Do you know movies? How about the business side of making movies? Does the name Eon Productions mean anything to you? Well that small production company based in London shot to world wide fame when owners Albert R. Broccoli and Harry Saltzman secured the rights to bring British author Ian Flemings books to the silver screen with the help of United Artists back in 1962. What followed was the launch of Sean Connery as James Bond and the most successful and popular movies in history. Now family founding member Barbara Broccoli and step brother Michael Wilson and stepson Greg Wilson continue to shine bright delivering a knockout drama that’s as appealing as any earlier effort.

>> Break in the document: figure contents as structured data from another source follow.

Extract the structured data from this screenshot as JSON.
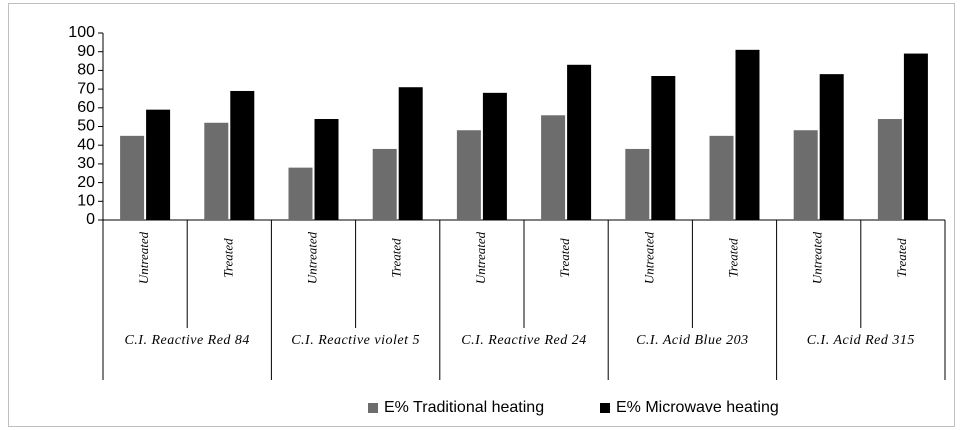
{
  "chart_data": {
    "type": "bar",
    "categories": [
      "Untreated",
      "Treated",
      "Untreated",
      "Treated",
      "Untreated",
      "Treated",
      "Untreated",
      "Treated",
      "Untreated",
      "Treated"
    ],
    "groups": [
      "C.I. Reactive Red 84",
      "C.I. Reactive violet 5",
      "C.I. Reactive Red 24",
      "C.I. Acid Blue 203",
      "C.I. Acid Red 315"
    ],
    "series": [
      {
        "name": "E% Traditional heating",
        "color": "#6d6d6d",
        "values": [
          45,
          52,
          28,
          38,
          48,
          56,
          38,
          45,
          48,
          54
        ]
      },
      {
        "name": "E% Microwave heating",
        "color": "#000000",
        "values": [
          59,
          69,
          54,
          71,
          68,
          83,
          77,
          91,
          78,
          89
        ]
      }
    ],
    "ylim": [
      0,
      100
    ],
    "yticks": [
      0,
      10,
      20,
      30,
      40,
      50,
      60,
      70,
      80,
      90,
      100
    ],
    "legend": "bottom"
  }
}
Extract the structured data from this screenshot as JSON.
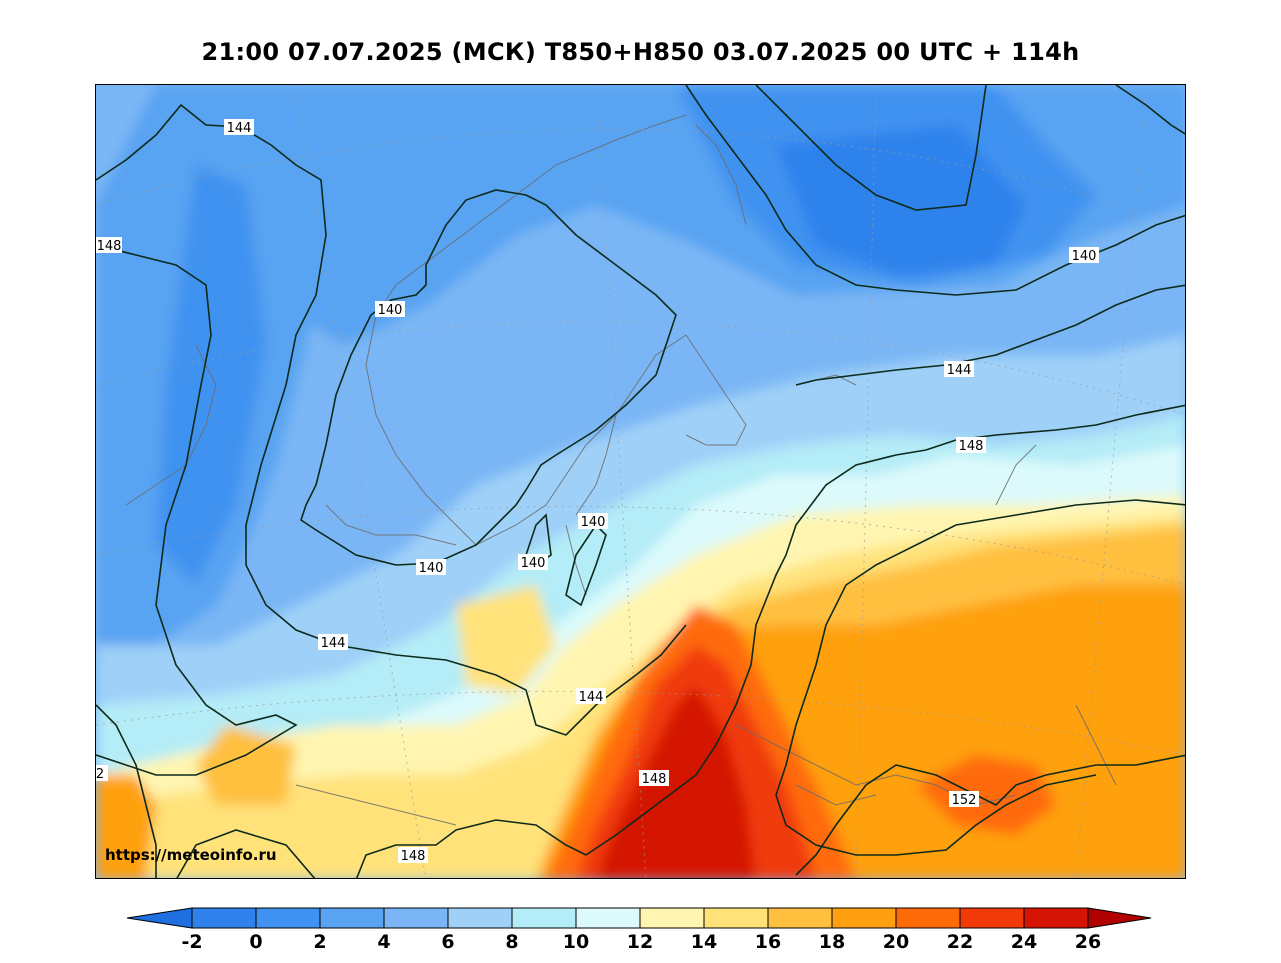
{
  "title": "21:00 07.07.2025 (МСК) T850+H850 03.07.2025 00 UTC + 114h",
  "watermark": "https://meteoinfo.ru",
  "map": {
    "contour_labels": [
      "144",
      "148",
      "140",
      "140",
      "140",
      "140",
      "140",
      "144",
      "148",
      "144",
      "144",
      "148",
      "148",
      "152",
      "2"
    ]
  },
  "colorbar": {
    "ticks": [
      "-2",
      "0",
      "2",
      "4",
      "6",
      "8",
      "10",
      "12",
      "14",
      "16",
      "18",
      "20",
      "22",
      "24",
      "26"
    ],
    "colors": [
      "#1f6fe0",
      "#2f82ec",
      "#3f92f0",
      "#59a3f2",
      "#7ab6f5",
      "#9fd0f8",
      "#b4ecf7",
      "#dcfafb",
      "#fff5b0",
      "#ffe27a",
      "#ffc040",
      "#ffa010",
      "#ff6a08",
      "#f03a08",
      "#d41405",
      "#b00000"
    ]
  }
}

Always willing to take a chance director Paul McGuigan teams up Annette Bening (Bugsy) as once upon a time Oscar winning actress Gloria Grahame with fledgling thespian Pete Turner, aced by Jamie Bell. Talk about an oddball romance. Despite the age difference and cultural divide this is a case of meeting the right person and being in the right place at the right time. Despite family misgivings the pair, if you’ll excuse the pun “Bond” in an oh so natural way you forget the stigma attached to the dalliance.
Though their affair is on gain off again the two share a true love most could only dream of having. So lucky they were to find one another that hearts will go out to them. A highly effective soundtrack and wonderful family downtime showing the ramifications of current and past relationships gives Film Stars Don’t Die in Liverpool even more currency as an Oscar contender.
Enough can’t be said of the chemistry between Bening and Bell who truly give tremendous emotional depth to these two-love struck/starved humans who care so much for one another that it hurts so bad. And when that old spectre of aging creeps onto the screen how this issue is handled will be something so many of us today can relate to.
Meaningful, important and relevant Film Stars Don’t Die in Liverpool shows that small budget movies can have box office payoffs for people who love to watch quality acting and two players at the top of their games.